How The Monero Cryptocurrency Is Built For Privacy


Hey, everybody and welcome to another episode of BLOCKCHAIN CENTRAL! In this video, we’ll take a closer look at Monero: a cryptocurrency which has the potential to become your personal bank. INTRO– I would argue that the two most important elements of a reliable bank are: security and privacy.

While there are many cryptocurrencies that advertise themselves as fully secure, only a few of them offer the level of security similar to Monero. The secret here is, of course, decentralization. As all transactions are confirmed by a distributed consensus and then recorded on the blockchain, there is no need for any third parties to protect transactions.
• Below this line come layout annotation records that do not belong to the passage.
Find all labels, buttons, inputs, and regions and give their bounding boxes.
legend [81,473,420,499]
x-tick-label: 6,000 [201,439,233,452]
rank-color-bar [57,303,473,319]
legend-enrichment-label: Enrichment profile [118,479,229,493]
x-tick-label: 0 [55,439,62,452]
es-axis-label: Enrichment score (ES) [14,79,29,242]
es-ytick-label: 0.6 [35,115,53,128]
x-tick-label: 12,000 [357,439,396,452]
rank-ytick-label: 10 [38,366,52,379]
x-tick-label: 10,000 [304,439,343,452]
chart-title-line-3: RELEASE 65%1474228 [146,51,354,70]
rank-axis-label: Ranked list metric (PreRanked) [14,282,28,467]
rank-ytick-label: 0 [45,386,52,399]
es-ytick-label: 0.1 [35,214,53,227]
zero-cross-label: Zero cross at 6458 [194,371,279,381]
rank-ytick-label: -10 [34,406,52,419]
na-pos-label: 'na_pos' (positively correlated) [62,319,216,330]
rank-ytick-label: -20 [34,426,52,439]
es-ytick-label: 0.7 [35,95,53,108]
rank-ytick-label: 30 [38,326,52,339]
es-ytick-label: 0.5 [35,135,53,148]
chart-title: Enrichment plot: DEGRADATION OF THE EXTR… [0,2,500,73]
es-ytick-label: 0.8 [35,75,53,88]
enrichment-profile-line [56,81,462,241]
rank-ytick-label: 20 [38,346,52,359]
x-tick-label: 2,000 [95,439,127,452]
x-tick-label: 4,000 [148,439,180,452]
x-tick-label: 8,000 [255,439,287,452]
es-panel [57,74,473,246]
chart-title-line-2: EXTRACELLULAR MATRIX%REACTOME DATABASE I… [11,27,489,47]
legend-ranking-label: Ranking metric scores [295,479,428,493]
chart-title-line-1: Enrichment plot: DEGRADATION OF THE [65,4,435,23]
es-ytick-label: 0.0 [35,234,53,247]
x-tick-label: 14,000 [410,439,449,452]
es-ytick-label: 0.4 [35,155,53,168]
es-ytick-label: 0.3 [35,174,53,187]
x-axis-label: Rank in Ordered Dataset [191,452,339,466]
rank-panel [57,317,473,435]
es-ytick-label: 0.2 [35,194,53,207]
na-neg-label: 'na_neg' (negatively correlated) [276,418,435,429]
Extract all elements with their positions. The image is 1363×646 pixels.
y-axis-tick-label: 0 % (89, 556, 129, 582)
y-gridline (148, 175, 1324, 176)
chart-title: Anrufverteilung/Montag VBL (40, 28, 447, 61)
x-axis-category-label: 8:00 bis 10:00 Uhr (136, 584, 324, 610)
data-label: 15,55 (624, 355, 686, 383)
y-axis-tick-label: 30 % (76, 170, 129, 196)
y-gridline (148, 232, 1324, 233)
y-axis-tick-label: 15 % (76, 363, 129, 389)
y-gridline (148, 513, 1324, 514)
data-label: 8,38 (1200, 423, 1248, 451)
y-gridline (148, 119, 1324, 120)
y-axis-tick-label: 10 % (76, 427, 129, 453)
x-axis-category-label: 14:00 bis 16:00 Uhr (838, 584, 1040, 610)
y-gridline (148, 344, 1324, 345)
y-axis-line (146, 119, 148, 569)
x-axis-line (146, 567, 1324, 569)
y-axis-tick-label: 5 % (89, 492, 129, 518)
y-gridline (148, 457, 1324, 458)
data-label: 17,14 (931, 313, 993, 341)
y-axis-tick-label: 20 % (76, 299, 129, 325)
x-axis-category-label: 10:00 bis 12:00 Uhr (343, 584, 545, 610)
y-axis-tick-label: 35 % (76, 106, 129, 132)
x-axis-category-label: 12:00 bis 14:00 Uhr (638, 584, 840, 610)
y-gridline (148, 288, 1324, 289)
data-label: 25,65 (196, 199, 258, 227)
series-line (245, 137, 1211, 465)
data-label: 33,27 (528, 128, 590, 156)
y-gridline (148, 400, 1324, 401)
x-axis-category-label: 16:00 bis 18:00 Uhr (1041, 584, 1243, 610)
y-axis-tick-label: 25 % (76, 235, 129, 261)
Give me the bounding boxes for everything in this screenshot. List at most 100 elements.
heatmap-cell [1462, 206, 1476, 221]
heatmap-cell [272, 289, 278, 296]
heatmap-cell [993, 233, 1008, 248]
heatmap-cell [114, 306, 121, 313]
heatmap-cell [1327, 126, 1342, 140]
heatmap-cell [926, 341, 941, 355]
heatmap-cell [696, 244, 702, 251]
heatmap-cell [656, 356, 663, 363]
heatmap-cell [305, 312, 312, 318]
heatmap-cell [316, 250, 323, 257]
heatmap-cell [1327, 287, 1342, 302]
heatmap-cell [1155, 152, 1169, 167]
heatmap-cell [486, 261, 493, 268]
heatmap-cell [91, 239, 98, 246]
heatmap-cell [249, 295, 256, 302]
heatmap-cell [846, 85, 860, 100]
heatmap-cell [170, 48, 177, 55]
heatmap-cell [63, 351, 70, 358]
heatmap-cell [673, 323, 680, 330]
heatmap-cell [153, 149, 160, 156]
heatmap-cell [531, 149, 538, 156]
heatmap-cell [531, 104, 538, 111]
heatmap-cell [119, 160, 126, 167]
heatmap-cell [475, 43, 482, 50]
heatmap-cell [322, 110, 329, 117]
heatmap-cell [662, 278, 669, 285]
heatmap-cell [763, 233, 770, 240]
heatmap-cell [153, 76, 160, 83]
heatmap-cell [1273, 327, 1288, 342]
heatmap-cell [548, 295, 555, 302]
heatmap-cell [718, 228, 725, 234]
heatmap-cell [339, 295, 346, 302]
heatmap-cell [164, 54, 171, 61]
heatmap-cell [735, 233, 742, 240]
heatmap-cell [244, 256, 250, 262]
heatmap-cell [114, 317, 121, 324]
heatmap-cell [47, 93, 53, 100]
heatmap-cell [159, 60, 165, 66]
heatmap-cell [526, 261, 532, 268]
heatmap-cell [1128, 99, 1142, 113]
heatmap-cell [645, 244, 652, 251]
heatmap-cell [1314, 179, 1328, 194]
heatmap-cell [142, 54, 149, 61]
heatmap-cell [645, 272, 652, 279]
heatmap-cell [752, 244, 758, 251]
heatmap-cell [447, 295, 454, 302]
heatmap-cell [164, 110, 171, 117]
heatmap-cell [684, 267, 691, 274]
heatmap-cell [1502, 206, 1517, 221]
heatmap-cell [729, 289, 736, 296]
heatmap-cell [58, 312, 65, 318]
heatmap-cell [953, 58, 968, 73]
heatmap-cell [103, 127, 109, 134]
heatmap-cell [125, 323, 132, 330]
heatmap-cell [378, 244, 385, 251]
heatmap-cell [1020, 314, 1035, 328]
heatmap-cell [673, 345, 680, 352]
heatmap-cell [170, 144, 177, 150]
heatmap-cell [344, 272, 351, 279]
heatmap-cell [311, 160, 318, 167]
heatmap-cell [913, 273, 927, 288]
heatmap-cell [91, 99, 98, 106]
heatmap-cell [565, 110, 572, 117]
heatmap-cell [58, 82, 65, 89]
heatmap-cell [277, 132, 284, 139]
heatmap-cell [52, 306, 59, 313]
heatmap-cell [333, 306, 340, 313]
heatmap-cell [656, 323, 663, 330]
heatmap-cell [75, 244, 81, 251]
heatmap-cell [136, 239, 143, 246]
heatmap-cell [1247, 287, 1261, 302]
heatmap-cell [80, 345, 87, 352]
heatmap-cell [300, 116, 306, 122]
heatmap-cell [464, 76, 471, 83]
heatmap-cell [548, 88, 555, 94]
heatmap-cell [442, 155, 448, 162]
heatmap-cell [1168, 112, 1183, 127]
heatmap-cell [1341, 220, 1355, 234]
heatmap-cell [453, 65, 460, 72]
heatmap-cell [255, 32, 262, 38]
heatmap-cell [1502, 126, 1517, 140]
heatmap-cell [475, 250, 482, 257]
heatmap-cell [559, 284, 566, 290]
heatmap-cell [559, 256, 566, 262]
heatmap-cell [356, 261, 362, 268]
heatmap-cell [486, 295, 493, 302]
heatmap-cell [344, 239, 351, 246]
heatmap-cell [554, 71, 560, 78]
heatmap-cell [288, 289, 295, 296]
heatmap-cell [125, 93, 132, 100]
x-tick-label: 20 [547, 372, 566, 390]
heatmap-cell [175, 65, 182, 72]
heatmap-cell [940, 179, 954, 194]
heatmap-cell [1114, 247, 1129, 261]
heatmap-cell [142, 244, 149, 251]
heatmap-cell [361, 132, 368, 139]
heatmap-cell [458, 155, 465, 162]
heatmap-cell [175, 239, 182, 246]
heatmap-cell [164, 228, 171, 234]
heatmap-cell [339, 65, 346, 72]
A community of miners together with state-of-the-art encryption tools are there to ensure transaction security Monero is also completely private since all transactions are kept confidential. Using so-called ring signatures, Monero mixes addresses for transactions with another user’s address, making the path between sender and receiver virtually untraceable.

An analysis of the Monero blockchain would reveal nothing more than a cryptographic hash of the transaction. This hides the origins, destinations, and quantities of every transaction. In other words, transactions made on this blockchain are impossible to link to a real-world identity. By contrast, the vast majority of existing cryptocurrencies, including Ethereum and Bitcoin, feature transparent blockchains. That means that anyone with an internet connection can trace and verify transactions.

Transactions made with those cryptocurrencies can, under certain circumstances, even be linked back to the person’s real-world identity. According to the developers, that is not the case with Monero. That is good because if you end up owning a bitcoin that was once used in an illegal transaction, for example, to buy drugs, that transaction would forever be imprinted on the coin.

That, in essence, taints your bitcoin. In certain bitcoin service providers and exchanges, these tainted coins will never be worth as much as clean ones. Why should you suffer just because one of the previous owners of your Bitcoin has used it for illegal purchases? At the same time, there is also a downside to this privacy. The main problem is that the impossibility to trace transactions paves the way for illegal activities.

That is what makes Monero a very attractive currency for criminals. For this reason, some crypto exchanges, such as Coincheck in Japan have already begun excluding Monero from their offering. Monero is also fungible because of its private nature. What does it mean? Suppose you borrowed $20 from a friend.

If you return the money to them with a different $20 bill than the one you borrowed, or even one $10 bill and two $5 bills; it is still perfectly fine. The dollar is fungible and it does not matter which specific bill you borrowed.

However, if you were to borrow someone’s car for the weekend and come back and return some other car, then that person would probably not be very pleased with that. That is because it matters which specific car you borrowed and returned. Cars, in this example, are a nonfungible asset, since it is important that the returned car is exactly the one that was borrowed in the first place.

Ok, so what have we learned in this video? Well, first of all, Monero is a new cryptocurrency that is highly secure, private and untraceable. While this certainly can have its advantages, it also comes with the downside of making it very attractive for criminal activities.

After all, why do you need a transaction to be totally private and untraceable if you have nothing to hide? Because of its attractiveness to criminals, many exchanges already stopped offering Monero.

It will, however, be interesting to keep an eye on Moreno and to follow its development. Before you go, please note that this content neither represents financial, legal, or tax advice, nor is it supposed to be understood or interpreted as a solicitation to buy or sell any securities, coins or tokens.